Netzwelt erklärt die Funktionen zum Schneiden von Bild und Ton.
Premiere Pro CS5: Im Paket mit Encore und OnLocation
Die Bearbeitung von Filmen gilt als Königsdisziplin für Multimedia-Programme: Schon viele IT-Unternehmen wie Microsoft oder Apple haben sich daran versucht, die Komplexität des Videoschnitts in ein Programm zu packen, das sich auch für Einsteiger leicht bedienen lässt. Die stetig steigende Leistung der Heim-PCs und Macintosh-Rechner hat dazu beigetragen, dass mittlerweile auch enorm aufwändige Operationen zu Hause durchgehört werden können. Sogar die Erstellung eigener DVDs ist mittlerweile fast ein Kinderspiel.
Inhaltsverzeichnis
- 1Preis und Lizenzen
- 2Sauber und schnell
- 3Fenster und Schnitt
- 4Filter, Formate & Co.
- 5DVDs mit Encore CS5
- 6Kamera & OnLocation
- 7Fazit
Der IT-Konzern Adobe bietet mit Premiere Express und Premiere Elements zwei Anwendungen an, das sich vornehmlich an Neulinge im Bereich Schnitt richten. Der Fokus der Entwickler liegt aber eindeutig auf dem großen Bruder Premiere Pro: Mit dem Programm kämpft Adobe seit Jahren gegen Final Cut aus dem Hause Apple um professionelle Kunden, etwa in den großen Hollywood-Filmstudios.
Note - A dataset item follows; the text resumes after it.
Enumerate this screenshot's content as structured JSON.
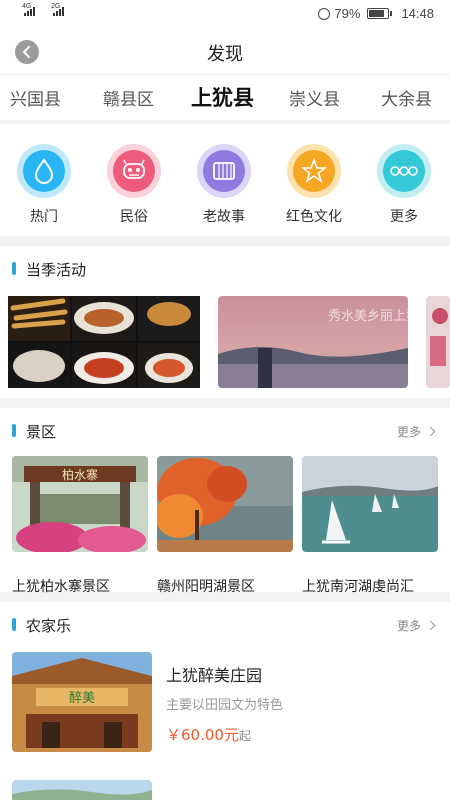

Gestartet ist Premiere bereits 1990, als schon das Abspielen von einfachen Filmen für Computer eine gigantische Herausforderung war. In der Adobe Creative Suite 3 wurde Premiere Pro erstmals für die breite Öffentlichkeit ausgeliefert.
Preis und Lizenzen
Premiere Pro ist Bestandteil der Creative Suite 5 Production Premium (Straßenpreis ca. 2300 Euro) und der Creative Suite 5 Master Collection (Preis ca. 3800 Euro). Wer die Anwendung getrennt beziehen will, muss dafür eine ganze Stange Geld hinlegen: Mit knapp unter 1000 Euro verlangt Adobe für Premiere Pro bisher den höchsten Einzelpreis aller Creative-Suite-Komponenten. Eine verbilligte Ausgabe für Schüler, Studenten und andere Personen in Lehre und Forschung existiert - anders als von Adobe gewohnt - nicht. Stattdessen wird ein Rabatt nur auf die Creative Suite 5 Production Premium gewährt, die dann aber mit etwa 370 Euro recht günstig ist. Adobe Premiere Pro CS5 läuft als 64-bit-Programm unter Microsoft Windows Vista sowie Windows 7. Das Betriebssystem Apple Mac OS X wird den Versionen 10.5 sowie 10.6 unterstützt.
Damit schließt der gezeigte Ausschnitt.